L'espace narratif se rétrécit avant que les politiques ne changent ; ce qui peut désormais être dit sans conséquence indique ce qui n'est plus défendable stratégiquement.
Des commentaires récents sur le réseau qui présente la stratégie américano-israélienne contre l'Iran comme étant efficace auraient été moins probables ou plus équilibrés avant la guerre actuelle. Cela n'indique pas nécessairement un changement de politique direct. Mais cela suggère que certaines positions ne sont plus politiquement coûteuses à promouvoir.
Pour un État comme le Qatar, c'est important.

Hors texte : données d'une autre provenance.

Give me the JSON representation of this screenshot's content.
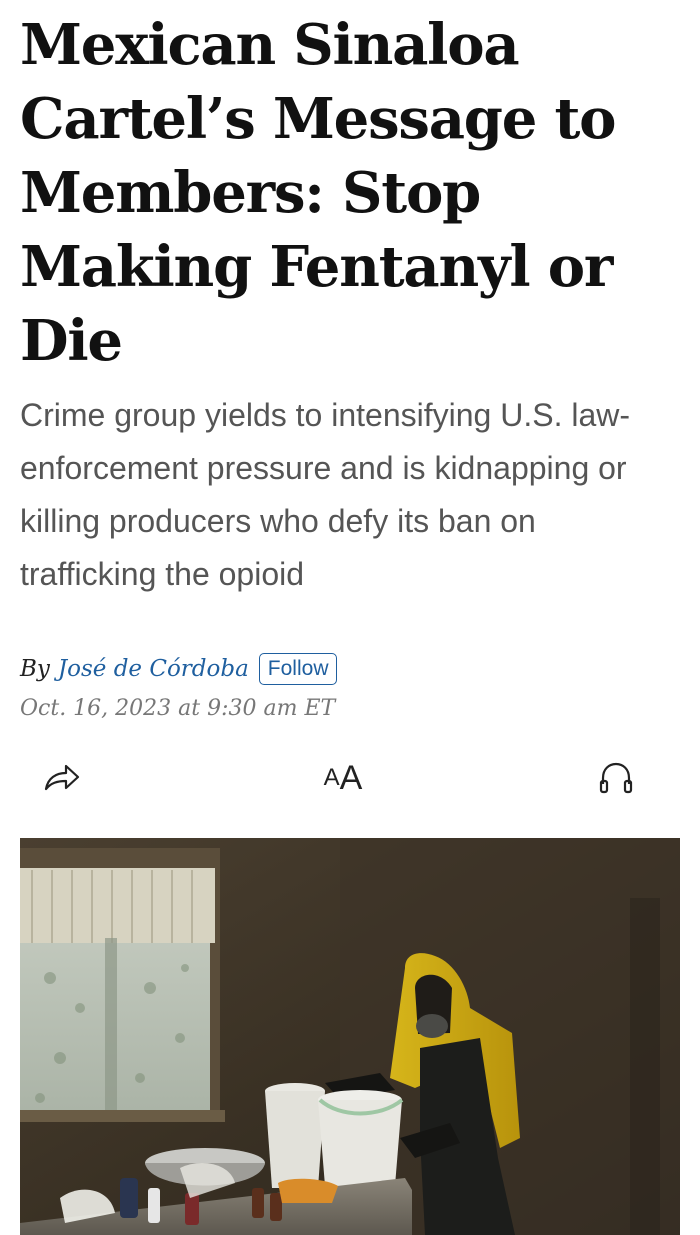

Sa stratégie a longtemps reposé sur la couverture, en maintenant des canaux simultanés avec les États-Unis, l'Iran, les mouvements islamistes et ses voisins du Golfe. Ce modèle suppose que les tensions peuvent être gérées et que l'escalade peut être maîtrisée.

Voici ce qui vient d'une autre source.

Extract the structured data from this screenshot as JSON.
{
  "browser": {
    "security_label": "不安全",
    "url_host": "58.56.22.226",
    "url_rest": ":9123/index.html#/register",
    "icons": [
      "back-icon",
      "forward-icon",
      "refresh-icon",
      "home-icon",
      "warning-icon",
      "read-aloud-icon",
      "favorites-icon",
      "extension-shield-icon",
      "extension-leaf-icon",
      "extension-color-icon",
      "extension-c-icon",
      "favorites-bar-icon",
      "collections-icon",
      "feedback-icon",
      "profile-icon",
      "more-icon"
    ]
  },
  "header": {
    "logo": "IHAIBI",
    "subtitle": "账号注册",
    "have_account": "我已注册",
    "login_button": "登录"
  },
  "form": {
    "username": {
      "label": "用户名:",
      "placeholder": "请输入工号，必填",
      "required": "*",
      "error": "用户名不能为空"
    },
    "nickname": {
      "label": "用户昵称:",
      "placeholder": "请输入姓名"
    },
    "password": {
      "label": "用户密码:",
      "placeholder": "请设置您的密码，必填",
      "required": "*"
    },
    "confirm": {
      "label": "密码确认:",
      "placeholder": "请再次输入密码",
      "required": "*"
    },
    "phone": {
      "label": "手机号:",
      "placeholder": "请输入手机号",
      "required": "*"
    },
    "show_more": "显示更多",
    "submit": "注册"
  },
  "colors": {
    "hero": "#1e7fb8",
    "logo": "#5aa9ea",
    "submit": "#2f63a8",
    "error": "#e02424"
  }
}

La guerre a remis en cause ces suppositions.
À mesure que la volonté de l'Iran de générer un risque systémique devient plus visible, le coût de l'adaptation indirecte, y compris l'alignement des informations, commence à augmenter. Le ton médiatique devient l'un des premiers indicateurs de contrainte. Cela ne reflète pas nécessairement un réalignement complet, mais une réduction de ce qui est durable
.C'est ainsi que les changements commencent ; non pas par des déclarations, mais par des changements dans ce qui peut être dit sans conséquence.
La guerre a déjà fait son œuvre
Les guerres sont souvent évaluées en termes de territoire, de dégâts ou de changement de régime. Mais ils ont également une autre fonction : ils révèlent.

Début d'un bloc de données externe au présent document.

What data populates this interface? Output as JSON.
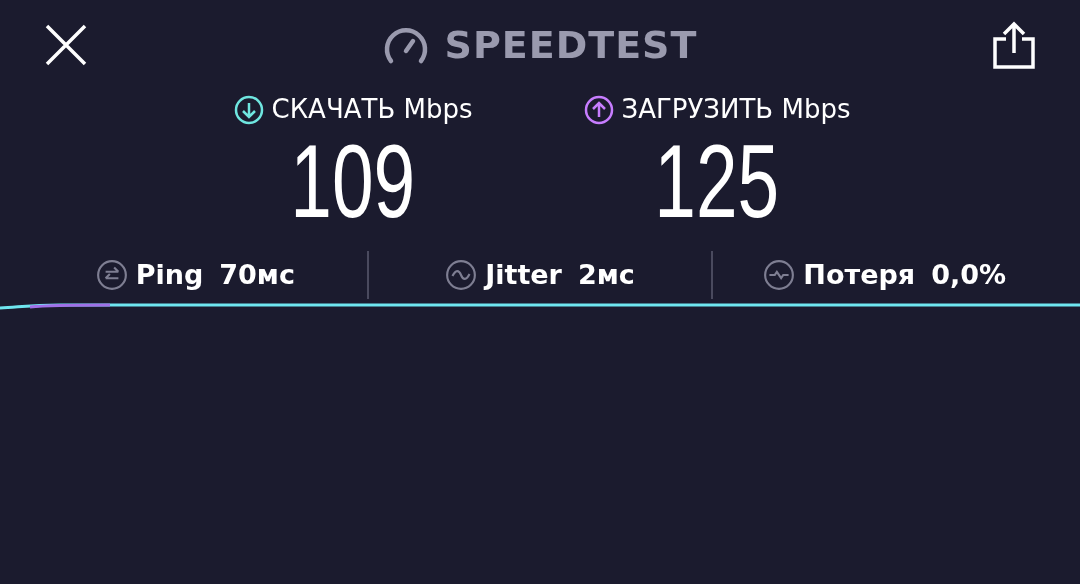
{
  "header": {
    "title": "SPEEDTEST"
  },
  "metrics": [
    {
      "kind": "download",
      "label": "СКАЧАТЬ",
      "unit": "Mbps",
      "value": "109"
    },
    {
      "kind": "upload",
      "label": "ЗАГРУЗИТЬ",
      "unit": "Mbps",
      "value": "125"
    }
  ],
  "stats": [
    {
      "kind": "ping",
      "label": "Ping",
      "value": "70мс"
    },
    {
      "kind": "jitter",
      "label": "Jitter",
      "value": "2мс"
    },
    {
      "kind": "loss",
      "label": "Потеря",
      "value": "0,0%"
    }
  ]
}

Laprincipale valeur de cette guerre était l'information. Elle a fait échouer un ensemble d'hypothèses qui avaient maintenu le statu quo régional pendant des années. Cela a obligé les acteurs qui pouvaient auparavant se permettre l'ambiguïté à actualiser leur compréhension du risque
.Cela a également clarifié autre chose.
Si l'on s'attendait à un changement de régime immédiat, cette attente est désormais corrigée.
La phase de révélation est terminée ; s'ensuit la phase des conséquences, au cours de laquelle l'alignement, l'économie et la pression modifient les résultats au fil du temps.
La trajectoire n'est pas un effondrement dû à un choc ; c'est une érosion due à une contrainte.
Le réalignement régional en cours rend de plus en plus probable que le régime islamique soit confronté à des pressions soutenues provenant de multiples directions : intégration économique réduite, alliances opposées plus fortes et marge de manœuvre stratégique réduite.
Cette fonction a été largement remplie.
Au-delà de ce point, les rendements diminuent. La poursuite de l'escalade peut modifier l'équilibre des dégâts, mais il est peu probable qu'elle produise des informations fondamentalement nouvelles sur la nature du régime islamique ou les risques qu'il représente. Ce qui devait être démontré l'a déjà été. L'asymétrie de la puissance militaire dans le conflit signifie que la poursuite de la guerre se traduira principalement par une nouvelle dégradation des infrastructures iraniennes, augmentant ainsi le risque régional à long terme, quel que soit le gouvernement de l'Iran.
Cela ne signifie pas que les conséquences sont complètes. Les effets réels se feront sentir au fil du temps, en ce qui concerne les décisions relatives aux infrastructures, les alignements de sécurité et le resserrement progressif des contraintes liées au régime islamique
.Mais le signal lui-même a déjà été envoyé.
Et, plus important encore, il a été reçu.